Posted 3 years 237 days ago ago by RandyRowles 0 Comments
A few months ago I was visiting a large helicopter flight school. While touring the school, I had the opportunity to sit in on a ground school class. The students were training toward their helicopter instrument rating, so the material being presented was on that topic. My initial impression was very positive. I thought: Wow, these young aviators are getting a great education in a highly standardized, quality-based training environment.
The portion of the course I was observing was covering takeoff considerations during IMC conditions and the regulatory requirements identified in Federal Aviation Regulation (FAR) 91.175. All was going well ... and then I heard these words: “An instrument takeoff (ITO) is nothing more than a maximum performance takeoff into IMC.” Initially I thought I misheard the instructor, but it became quickly apparent that I had indeed heard correctly.
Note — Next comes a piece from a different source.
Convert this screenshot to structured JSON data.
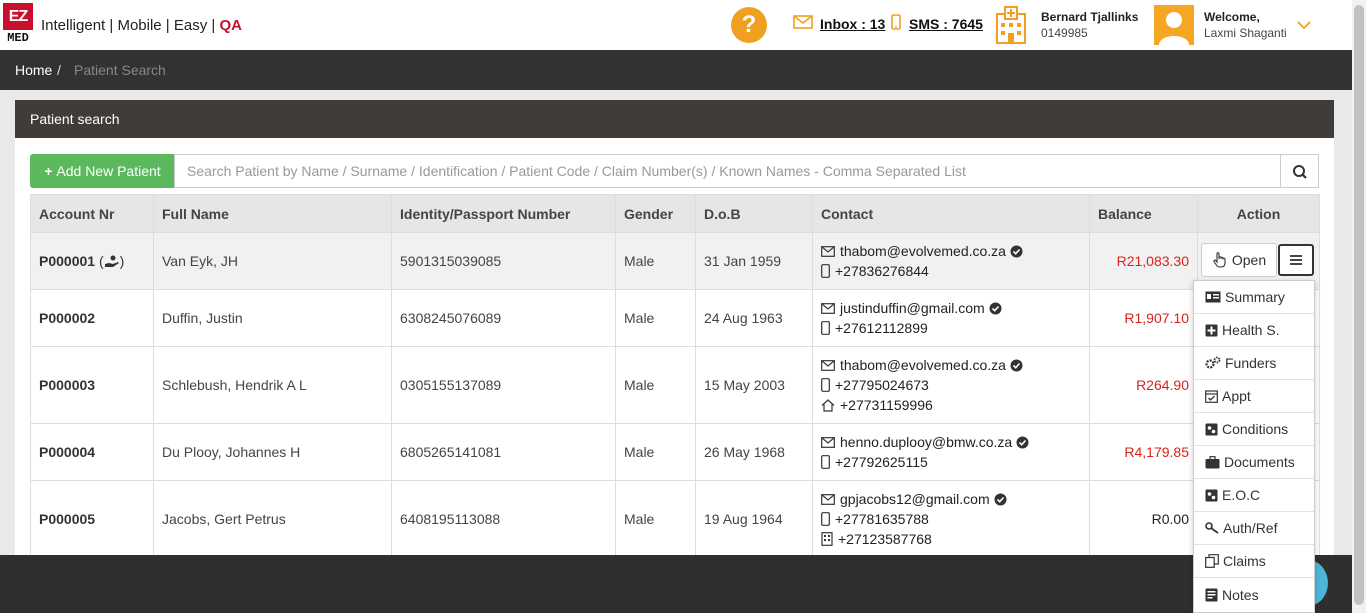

Understand, this wasn’t a course on situations where you may encounter a white-out or brown-out condition on takeoff, nor a morning of light fog that is only a 100 feet thick with CAVU weather above. Instead, the instructor was teaching that when a helicopter has planned for an IFR departure, the pilot will line up on the departure runway, remain light on the skids, and then conduct an altitude over airspeed climb using the attitude indicator to maintain a level attitude while accelerating to normal climb airspeed. (I do believe that my heart skipped a beat!)
I looked at the assistant chief instructor that was escorting my tour for a response. He was smiling as though the instructor was his own prodigy giving a comparative teaching to that of The Sermon on the Mount. I asked my tour guide for a break in the class to meet the instructor. When it was given, I spoke with the instructor about what I had just observed. I told him I was interested in the subject matter as I had never heard the ITO method he had described to the class. He kindly provided an overview of the maneuver and how maximum performance takeoff into IMC was designed to allow the helicopter to climb above obstacles, in the least amount of distance, that may be obscured by IMC weather.
After carefully listening, I asked a few questions. My first query: “In the method you describe for departing into IMC, wouldn’t the aircraft be operating within IMC below the aircraft’s minimum IFR airspeed—Vmini?”
The answer: “What is Vmini?”
My second question: “Where did you learn this method of an ITO?”
His response: “I was taught this way.”
The reference cited was the FAA Airline Transport Pilot (ATP) Practical Test Standards, Area of Operations(A/O) III, Task B. The thought was that A/O III, Task B was exclusive to A/O III, Task A. It is not. Each task in this case is mutually advantageous with A/O III, Task B being a continuation of A/O III, Task A when IMC exists.
It’s important to note only the FAA ATP helicopter practical test standards reference the instrument takeoff for evaluation. This task is not evaluated currently within the FAA instrument rating for helicopter practical test standards.
Standardized training curriculum, processes, and procedures provide a significant benefit to a student during a course of study. However, standardized perpetuation of bad or incorrect subject matter is just plain wrong—and dangerous!
Randy Rowles has been a FAA pilot examiner for 20 years for all helicopter certificates and ratings. He holds a FAA Gold Seal Flight Instructor Certificate, NAFI Master Flight Instructor designation, and was the 2013 recipient of the HAI Flight Instructor of the Year Award. Randy is currently Director of Training at Epic Helicopters in Ft. Worth, Texas.